聞き取ると、次のような状況でした。出勤初日と2日目は時間通りに勤務、しかし、3日目は風邪をひいたと電話連絡を入れて欠勤、4日目は出社したものの体調が優れないとのことで午後には退社。5日目~7日目はとうとう無断欠勤し、電話もつながりません。

 

 早速、人事担当者と共に自宅に向いました。在宅の気配を感じるもののインターホンに応答しないため、会社に連絡するよう促すレターと留守電を残しました。また、別途、書留による出社の催促と現状の報告を求める文書を送付しました。
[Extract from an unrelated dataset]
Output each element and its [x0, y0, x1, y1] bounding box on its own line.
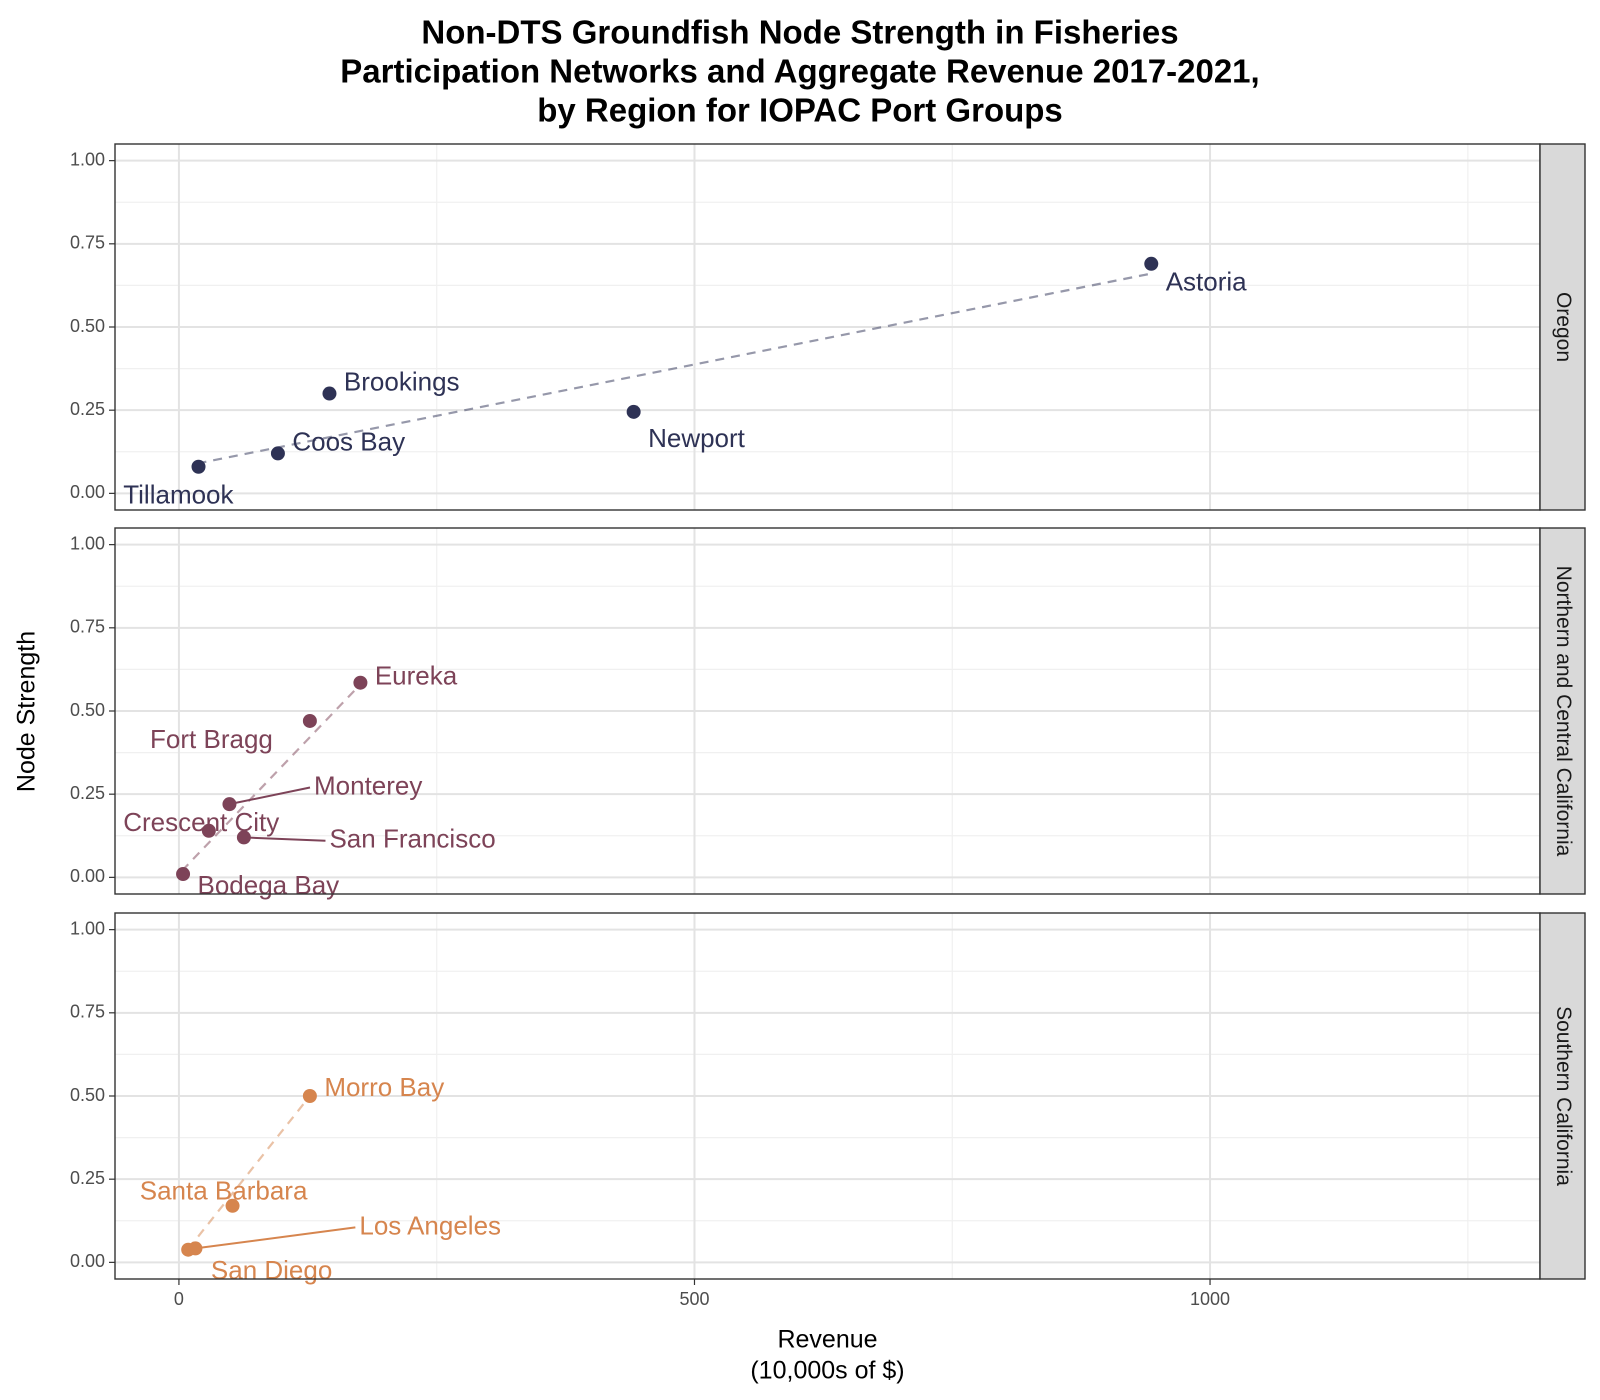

その後も一向に連絡がないため、自己都合による退職を想定し、退職に必要な書類一覧とともに、一定期間、理由なくこの状態が続くなら当然退職となる告知文も入れ郵送しました。一定期間の経過後も連絡のなかった結果、就業規則に則り当然退職の処分としました。

 

 社長に経過を報告した後、関係社員を集め状況説明を行いました。すると社員は、ホッとするどころか口々に溜め込んだ不満を言い始めました。社員たちは、中途半端な採用を社長が続けているおかげで、通常業務に支障が出、事後処理に振り回され困っていました。更に、人事担当や現場教育担当の社員の中には、退職を匂わす者もいたのです。この状況をすぐに社長へ報告すると、ワンマンで通した社長もショックを受けた様子でした。速やかに対策を打たなくてはなりません。

 

【問題点】問題は、人材不足の解消を焦った社長が場当たり的な「取り敢えず採用」を続けてきたことです。B子については、定時制高校に通学していたものの定職には1年程しか就いていませんでした。卒業後も9カ月以上にわたり就業実績はなく、この理由を尋ねることもしていません。このように事前の調査・分析が不足したなか採用に踏み切っていました。そもそも、お金や手間をかけて入社させる価値のある人材であったのか、疑問が残ります。社長は自己の直観だけで決めていました。加えて、労働局の指針にある就職差別をしないための、いわゆる「尋ねてはいけない事項」を十分理解できていないことでためらい、肝心なことを聞き出せていませんでした。

 

結果として、

採用コストが無駄となる、

②労働契約書の締結から社会保険の資格取得、制服の手配など入社後の事務手続きをする人事担当者の負担が増加する、

③教育してもすぐに辞めてしまうので、受入れ先の現場社員が疲弊している―、など会社にとってのデメリットは過大でした。

 

【解決策】ワンマン社長の下で、採用の仕組みを変えることは不可能と思われてきました。しかし、現場の苦悩を理解した社長は、自ら反省し方針を転換することにしました。具体的には、採用担当者を交えて対策ミーティングを開き、次の通り進めることにしました。履歴書の行間を深読みし応募者の人物像を探る、

②性格適正検査を必須とし、面接での印象や履歴書の内容との整合性を確認する、

③面接を社長も含め複数人で行う複眼面接とする、

④採用面接時に「尋ねてはいけない事項」の理解に齟齬が生じないよう、周知徹底する―。

 

【まとめ】繰り返されてきた社長の独断による「取り敢えず採用」でしたが、社長が現場社員の疲弊に理解を示したことで、採用方法は刷新されました。これに伴い、社員も採用に前向きに臨む姿勢が見てとれるようになりました。今後、A社の人材の採用と定着がスムーズにいくことを願っています。